I really don't know how to get in touch with other people, I'm so bored like crazy they all really left me alone for more than 6 months taking medications, but total of 16 years as fact they all knew if asking to take medications will think of me as a view of insanity, then I think it's like being called crazy instead. I wonder how to survive this tough life.
For now due to worry of pain on my left arm if comes back, I can't do arm exercise at all, it's the most relaxed feeling then I can't do it, I feel like doing jumping jacks but my legs would hurt because of jumping, feel like my skeleton leg hitting the stone I step on if I do it, the worries are like that.

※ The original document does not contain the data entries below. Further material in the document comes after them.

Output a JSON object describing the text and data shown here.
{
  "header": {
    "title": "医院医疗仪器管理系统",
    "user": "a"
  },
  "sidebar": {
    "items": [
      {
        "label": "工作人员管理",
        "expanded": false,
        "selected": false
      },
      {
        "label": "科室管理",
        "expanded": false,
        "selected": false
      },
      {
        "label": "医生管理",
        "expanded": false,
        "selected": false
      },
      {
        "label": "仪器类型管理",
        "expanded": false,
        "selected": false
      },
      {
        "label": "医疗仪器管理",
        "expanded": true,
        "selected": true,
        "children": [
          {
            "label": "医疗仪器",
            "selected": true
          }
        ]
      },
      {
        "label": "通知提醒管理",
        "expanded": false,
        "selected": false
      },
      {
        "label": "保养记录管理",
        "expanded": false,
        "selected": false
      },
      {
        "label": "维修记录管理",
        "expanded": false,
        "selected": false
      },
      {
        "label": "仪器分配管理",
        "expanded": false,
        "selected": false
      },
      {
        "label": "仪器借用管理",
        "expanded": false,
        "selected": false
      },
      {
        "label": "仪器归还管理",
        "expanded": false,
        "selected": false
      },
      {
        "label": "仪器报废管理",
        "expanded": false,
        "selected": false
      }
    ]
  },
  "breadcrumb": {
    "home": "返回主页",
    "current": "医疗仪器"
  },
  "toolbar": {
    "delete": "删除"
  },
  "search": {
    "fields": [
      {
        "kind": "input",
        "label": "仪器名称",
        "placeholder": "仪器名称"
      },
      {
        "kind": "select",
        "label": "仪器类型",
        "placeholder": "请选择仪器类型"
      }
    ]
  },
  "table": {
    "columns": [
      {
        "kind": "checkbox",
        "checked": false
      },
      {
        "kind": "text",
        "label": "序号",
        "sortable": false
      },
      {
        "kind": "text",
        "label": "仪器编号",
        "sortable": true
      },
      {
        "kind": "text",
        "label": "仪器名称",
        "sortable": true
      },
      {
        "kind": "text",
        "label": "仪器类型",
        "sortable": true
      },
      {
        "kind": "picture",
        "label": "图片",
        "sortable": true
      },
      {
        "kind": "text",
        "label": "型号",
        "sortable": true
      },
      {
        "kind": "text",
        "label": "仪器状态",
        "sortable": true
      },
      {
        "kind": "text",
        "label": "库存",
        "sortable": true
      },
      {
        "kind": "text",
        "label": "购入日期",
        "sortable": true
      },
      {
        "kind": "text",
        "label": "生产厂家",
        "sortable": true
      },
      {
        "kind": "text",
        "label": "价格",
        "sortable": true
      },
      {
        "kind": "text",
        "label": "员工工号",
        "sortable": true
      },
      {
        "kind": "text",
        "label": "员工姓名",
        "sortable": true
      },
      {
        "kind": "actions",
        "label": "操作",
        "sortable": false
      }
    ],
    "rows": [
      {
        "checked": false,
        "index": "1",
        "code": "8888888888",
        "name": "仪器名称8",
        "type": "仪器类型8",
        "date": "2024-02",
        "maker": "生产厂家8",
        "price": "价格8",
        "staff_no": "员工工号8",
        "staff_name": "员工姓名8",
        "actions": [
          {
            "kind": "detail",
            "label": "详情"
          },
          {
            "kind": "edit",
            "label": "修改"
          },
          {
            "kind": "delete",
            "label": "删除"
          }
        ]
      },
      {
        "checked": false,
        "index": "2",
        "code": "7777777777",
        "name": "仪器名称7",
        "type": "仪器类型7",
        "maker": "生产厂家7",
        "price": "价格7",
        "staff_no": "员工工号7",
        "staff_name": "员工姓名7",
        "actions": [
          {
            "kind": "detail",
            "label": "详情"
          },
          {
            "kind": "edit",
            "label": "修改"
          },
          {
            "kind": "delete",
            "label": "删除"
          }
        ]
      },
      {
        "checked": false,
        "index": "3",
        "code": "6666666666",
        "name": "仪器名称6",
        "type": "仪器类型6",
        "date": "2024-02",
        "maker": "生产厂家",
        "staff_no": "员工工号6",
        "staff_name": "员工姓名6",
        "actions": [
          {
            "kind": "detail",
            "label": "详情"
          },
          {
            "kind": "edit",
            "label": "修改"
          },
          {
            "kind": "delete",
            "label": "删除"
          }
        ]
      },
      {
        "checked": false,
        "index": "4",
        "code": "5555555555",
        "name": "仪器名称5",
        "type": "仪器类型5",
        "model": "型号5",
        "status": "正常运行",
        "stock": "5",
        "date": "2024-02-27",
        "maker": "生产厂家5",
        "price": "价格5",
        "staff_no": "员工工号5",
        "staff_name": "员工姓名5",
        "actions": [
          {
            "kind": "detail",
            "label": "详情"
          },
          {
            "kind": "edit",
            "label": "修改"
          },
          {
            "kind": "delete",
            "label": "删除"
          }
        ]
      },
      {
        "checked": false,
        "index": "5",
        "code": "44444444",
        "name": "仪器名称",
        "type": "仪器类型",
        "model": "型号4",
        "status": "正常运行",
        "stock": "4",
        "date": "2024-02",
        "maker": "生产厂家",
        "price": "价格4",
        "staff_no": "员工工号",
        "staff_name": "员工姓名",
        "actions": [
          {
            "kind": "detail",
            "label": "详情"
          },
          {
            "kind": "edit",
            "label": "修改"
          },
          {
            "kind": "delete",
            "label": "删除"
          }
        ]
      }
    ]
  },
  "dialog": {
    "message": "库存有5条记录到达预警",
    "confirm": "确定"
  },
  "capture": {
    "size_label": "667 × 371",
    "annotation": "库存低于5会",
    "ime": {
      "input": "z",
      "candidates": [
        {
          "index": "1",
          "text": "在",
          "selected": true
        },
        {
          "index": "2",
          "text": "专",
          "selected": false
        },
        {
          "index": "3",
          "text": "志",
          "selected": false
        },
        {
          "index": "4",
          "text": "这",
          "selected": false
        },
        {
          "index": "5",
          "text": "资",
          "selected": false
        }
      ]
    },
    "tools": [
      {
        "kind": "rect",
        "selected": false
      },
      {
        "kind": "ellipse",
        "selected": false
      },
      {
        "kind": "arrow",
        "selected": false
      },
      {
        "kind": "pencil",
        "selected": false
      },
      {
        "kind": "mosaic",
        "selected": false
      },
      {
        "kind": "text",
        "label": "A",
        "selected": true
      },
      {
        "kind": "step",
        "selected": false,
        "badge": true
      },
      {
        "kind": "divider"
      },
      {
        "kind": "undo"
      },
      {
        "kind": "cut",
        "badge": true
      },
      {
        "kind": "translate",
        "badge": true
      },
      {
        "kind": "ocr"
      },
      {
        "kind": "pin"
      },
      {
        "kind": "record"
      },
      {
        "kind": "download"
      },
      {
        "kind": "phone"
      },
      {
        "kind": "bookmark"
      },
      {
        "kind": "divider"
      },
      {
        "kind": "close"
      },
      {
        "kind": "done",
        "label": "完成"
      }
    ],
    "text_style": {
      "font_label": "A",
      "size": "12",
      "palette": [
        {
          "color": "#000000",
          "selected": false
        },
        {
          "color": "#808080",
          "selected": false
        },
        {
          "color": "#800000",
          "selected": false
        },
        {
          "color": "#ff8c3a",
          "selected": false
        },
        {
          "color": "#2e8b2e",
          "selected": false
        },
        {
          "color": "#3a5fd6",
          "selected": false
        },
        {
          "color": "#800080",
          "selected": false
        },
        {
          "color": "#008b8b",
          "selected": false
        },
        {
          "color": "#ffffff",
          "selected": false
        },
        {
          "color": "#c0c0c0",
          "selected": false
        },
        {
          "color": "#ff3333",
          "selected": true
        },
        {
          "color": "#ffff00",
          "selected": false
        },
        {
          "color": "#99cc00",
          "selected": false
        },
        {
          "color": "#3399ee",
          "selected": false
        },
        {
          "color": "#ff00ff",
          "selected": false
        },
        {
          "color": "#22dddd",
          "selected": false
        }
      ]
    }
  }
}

I don't know how I just need to endure 12 more days then I start earning money, the pain is really ending and I'm so happy about it. Today is Tuesday and (S) on 2/5 of her working week unless Saturday is half day, at least my plan works that she spend time working and weekend with her niece if she get a job at O.C.B.C, she's so special I knew her since kindergarten that I don't want a bad life story to happen like "pregnancy at young age", or "imagine she became naked with other man" it's all too painful, she's so beautiful then I don't want such stories to happen. I feel like Bik Minah visited her a lot at her workplace because my memory is she eats the same as me, then means my mother and Bik Minah actually in touch secretly maybe to tell of what to cook at home, they really must update me when they meet (S) if I can get a happy news, why won't (S) make up a happy news for me like accepting me in relationship and it's not the time yet because I have no money to spend time with her? And this kind of tie is enough, to secure her answer with "in a relationship" instead of "attached" with me? Cant she be treating herself like she's in relationship with me already because my relative keeps visiting her? Won't she miss my doctors' care and relatives' care if she decide to marry someone else? 37 is already an old age but she seems not worried at all, maybe she really got the psychological support that I wish for causing her not worried at all? I really feel hot and in pain all these 16 years and it's not nice how I wish (W) and (A) would serve me with cold water then they're not around, I wonder why my life really have to become this way? They don't really hang on with me and I'm in this difficulty my own self. Why is it like that if I'm in relationship then a fake break-up have to happen, then will someone even be loving me for more than 20 and 16 years being apart? I really don't know what to do in my life I only have to go through a fixed schedule while hoping for a recovery and memories to come back.

I think a long post will create more readers but I think doctors said if I have nothing to write but I still write it means I'm a 100/100 type of person, means I score maximum in school.